My father was in the hospital for 4 days. All of which the nurses continued to tell me that he would most likely not make it out of there, despite him being taken off oxygen after 24 hours. After much debacle of fighting with the hospital, I finally brought my dad home to my house where I was prepared to do all I could to take care of him. The next day, my mom went into the hospital with covid-pneumonia. It felt like I was in a bad dream or a really sad movie. In reality, my whole life prepared me for this moment. I helped my mom care-take for both my grandma and dad, I was no stranger to hospitals, doctors, nurses, and caring for someone who required around-the-clock care. More importantly, my faith was built up for this moment. I was exhausted when it came time for bed and my mom was still not in her room at the hospital. I was home with my dad and praying while I was trying to stay awake until my mom was settled. I called her for another update and she told me “You’re not going to believe this, a nurse just came on shift- who is a Christian; he prayed with me and for me and said he will stay with me until I get into my room.” Wow. You can’t tell me God didn’t send people to work over time for me and my family.

Up to this point, there were very few people who knew what was going on in my life and the reason was Proverbs 18:21. I was in the battle between life and death. I could not afford a single breath of anything but faith, victory, and praise. My tag line that came out of this trial was “I don’t want sympathy, I need victory”. I could not afford for someone to feel sorry for me, to speak defeat, or literally anything but miracle mentality. It is SO important who is in your room, who is praying for you and over you when you are believing for a miracle. I was upheld by the prayers of those whom I chose to entrust my prayers with; I would have crumbled into my bed and never saw the light of day if it weren’t for those who prayed around the clock for me and my family, and relied fully on the strength and peace of the Lord to keep me going.

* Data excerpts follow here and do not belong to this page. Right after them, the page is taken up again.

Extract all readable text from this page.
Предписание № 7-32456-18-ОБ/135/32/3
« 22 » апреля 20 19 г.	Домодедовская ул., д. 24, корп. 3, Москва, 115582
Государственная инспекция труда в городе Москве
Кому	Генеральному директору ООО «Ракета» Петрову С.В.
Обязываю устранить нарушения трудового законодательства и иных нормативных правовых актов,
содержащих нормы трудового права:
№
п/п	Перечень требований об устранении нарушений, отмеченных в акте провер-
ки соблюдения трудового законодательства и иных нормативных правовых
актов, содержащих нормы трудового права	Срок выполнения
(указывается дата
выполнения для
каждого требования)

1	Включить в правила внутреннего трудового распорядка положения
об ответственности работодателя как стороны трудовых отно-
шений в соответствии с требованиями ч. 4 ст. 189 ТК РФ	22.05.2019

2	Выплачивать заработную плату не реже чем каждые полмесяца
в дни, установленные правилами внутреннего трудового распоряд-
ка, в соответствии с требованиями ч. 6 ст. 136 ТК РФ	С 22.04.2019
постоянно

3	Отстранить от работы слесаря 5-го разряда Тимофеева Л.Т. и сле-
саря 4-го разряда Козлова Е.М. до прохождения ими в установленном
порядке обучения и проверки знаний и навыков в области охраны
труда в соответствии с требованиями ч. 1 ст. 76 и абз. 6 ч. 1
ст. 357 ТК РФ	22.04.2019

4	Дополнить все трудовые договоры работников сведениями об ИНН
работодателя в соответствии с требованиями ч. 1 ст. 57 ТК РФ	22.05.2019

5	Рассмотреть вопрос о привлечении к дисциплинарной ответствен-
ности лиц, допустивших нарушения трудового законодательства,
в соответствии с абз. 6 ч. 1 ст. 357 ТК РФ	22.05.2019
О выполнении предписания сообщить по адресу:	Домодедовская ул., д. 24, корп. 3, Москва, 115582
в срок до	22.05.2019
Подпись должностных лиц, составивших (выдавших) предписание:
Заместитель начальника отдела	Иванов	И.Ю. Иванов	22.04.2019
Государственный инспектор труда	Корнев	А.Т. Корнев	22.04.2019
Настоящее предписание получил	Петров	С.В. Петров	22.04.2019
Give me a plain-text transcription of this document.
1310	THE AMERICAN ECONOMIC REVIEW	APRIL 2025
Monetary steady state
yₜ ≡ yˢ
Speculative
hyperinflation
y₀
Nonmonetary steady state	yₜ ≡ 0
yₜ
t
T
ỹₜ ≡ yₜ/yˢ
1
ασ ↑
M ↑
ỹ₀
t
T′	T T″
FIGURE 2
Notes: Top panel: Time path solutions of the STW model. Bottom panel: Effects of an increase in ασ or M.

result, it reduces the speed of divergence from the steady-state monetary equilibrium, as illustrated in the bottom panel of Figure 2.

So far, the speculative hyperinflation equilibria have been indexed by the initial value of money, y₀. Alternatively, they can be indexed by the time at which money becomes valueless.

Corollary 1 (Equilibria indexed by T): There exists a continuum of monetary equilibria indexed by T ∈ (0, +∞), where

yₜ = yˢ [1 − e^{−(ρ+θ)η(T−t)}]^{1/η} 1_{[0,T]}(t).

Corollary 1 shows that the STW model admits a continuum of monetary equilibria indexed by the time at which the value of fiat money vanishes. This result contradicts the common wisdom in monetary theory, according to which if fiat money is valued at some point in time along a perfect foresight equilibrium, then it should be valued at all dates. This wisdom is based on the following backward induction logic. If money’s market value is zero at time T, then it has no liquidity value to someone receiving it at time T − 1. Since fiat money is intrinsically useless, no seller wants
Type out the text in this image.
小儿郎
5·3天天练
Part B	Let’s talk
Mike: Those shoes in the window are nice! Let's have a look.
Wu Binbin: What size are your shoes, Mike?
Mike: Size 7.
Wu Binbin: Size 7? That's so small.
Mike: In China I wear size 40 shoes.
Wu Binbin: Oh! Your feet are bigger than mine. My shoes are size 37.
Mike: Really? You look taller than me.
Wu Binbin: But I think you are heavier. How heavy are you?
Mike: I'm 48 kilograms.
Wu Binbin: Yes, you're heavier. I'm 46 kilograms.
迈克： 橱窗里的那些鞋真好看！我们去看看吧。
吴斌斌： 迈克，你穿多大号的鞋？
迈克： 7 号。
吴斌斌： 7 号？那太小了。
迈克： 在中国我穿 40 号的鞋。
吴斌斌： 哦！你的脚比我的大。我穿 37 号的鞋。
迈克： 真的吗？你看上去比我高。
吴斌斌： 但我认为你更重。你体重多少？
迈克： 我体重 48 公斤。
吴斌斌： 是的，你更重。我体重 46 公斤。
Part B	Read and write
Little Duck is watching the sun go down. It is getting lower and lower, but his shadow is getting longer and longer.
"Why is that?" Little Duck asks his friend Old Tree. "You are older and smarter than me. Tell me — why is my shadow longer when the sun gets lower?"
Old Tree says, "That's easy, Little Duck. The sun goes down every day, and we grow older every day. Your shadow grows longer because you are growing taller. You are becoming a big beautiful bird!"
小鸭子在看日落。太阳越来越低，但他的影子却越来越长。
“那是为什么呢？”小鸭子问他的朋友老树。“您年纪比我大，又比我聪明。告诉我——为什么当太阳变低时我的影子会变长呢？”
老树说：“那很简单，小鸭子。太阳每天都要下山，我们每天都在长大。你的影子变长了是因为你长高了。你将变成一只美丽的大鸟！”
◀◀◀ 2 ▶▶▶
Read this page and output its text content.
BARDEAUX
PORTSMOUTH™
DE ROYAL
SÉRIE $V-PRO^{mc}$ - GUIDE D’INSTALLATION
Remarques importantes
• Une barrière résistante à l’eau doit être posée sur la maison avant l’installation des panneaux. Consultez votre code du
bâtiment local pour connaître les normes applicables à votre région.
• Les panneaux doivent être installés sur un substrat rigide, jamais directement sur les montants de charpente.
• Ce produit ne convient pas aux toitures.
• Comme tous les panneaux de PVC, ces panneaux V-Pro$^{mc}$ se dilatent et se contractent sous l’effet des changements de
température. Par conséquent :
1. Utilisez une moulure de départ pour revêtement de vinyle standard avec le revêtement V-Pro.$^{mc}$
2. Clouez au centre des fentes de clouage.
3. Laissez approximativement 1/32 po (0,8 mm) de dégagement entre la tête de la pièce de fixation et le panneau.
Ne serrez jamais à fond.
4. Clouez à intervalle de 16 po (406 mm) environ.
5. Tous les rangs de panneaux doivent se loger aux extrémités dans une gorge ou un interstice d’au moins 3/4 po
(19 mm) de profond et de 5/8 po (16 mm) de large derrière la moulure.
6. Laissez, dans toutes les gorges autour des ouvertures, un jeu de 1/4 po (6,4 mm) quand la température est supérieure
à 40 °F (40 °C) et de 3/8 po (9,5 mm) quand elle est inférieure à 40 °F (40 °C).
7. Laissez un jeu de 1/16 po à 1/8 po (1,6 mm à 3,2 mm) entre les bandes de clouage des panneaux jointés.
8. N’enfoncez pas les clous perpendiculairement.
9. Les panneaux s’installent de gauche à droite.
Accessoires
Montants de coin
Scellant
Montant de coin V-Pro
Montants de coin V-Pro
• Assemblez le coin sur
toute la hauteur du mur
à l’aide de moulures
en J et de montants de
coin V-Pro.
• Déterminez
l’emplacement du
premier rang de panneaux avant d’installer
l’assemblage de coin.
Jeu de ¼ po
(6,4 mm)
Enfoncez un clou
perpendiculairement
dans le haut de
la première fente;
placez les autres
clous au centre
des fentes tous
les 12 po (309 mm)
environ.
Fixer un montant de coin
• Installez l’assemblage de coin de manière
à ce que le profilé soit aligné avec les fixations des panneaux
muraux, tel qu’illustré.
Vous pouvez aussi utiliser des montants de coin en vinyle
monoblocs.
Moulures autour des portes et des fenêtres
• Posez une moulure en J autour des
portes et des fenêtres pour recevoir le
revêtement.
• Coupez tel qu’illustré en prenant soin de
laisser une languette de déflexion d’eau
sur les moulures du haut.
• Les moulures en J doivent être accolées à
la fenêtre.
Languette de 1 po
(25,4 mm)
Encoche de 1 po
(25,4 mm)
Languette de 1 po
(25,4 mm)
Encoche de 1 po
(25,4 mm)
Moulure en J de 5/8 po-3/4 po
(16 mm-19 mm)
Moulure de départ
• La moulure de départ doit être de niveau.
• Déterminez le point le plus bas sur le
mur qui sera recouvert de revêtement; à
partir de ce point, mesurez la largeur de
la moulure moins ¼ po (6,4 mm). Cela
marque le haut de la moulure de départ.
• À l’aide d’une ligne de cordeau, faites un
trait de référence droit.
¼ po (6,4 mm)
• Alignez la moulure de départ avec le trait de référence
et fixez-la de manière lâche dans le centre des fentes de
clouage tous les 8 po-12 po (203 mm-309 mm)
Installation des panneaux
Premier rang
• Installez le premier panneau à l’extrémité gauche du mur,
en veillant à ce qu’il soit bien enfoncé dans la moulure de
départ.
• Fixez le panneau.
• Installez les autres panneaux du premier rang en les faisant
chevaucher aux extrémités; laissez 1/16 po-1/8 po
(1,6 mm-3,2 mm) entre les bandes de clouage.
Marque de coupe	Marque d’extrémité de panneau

The ending to this testimony is yet again God showing up and showing off His abundant blessings and faithfulness in my life. My ongoing prayers for my parents and grandmother have been that they will pass away after a long, well-lived life, pain-free, at home, with us right there next to them. That’s everyone’s goal right? God answered that prayer with my grandma and He was faithful again to do it with my father. My dad was with me and my family, cleared of Covid and amazed his medical team for the recovery he made. God promised me protection over my parents and His word never returns void.  My dad was tired before this and he was certainly tired after, he was ready to be in glory with our Father. I felt an overwhelming peace and shift in my prayers. I wanted my dad healed and whole, whether that was a miracle on earth or full restoration and wholeness in Heaven. The next day, with my mom (she literally got home from the hospital the day before), my son, my daughter and myself by his bed, he met Jesus.

You might have read all of this and said “but Shaila.. your dad still passed away, how is that a testimony?”. You would be correct, my dad did leave this earth, but he left it healed, pain-free, and home with his loved ones. He left it after 89 years of a full life that was full of answered prayers. My dad gave his heart to the Lord and accepted Jesus as his Lord and Savior, so I know without a shadow of a doubt I will see him again. A friend of the family and pastor told me this “everyone in the bible that Jesus healed.. still died.” Think about that for a second. Even when we receive healing, for anything, our earthly body will still pass away. This earth is not eternal and it is not our home – Praise the Lord!

Not once did God leave me or forsake me. Not in my doubt, in my flesh, or in my questioning. Philippians 4:4-8 was a passage I stood on from the moment my feet hit the floor in the morning until I fell asleep. The Holy Spirit took over the areas where I felt weak and surrendered to God. His grace brought me through a trial that I never would have been able to face alone. I give Him all the praise and all the glory. There is a golden strand of God’s faithfulness and goodness throughout my whole life, this is just one testimony of many. This was by far my biggest trial that has become my favorite testimony.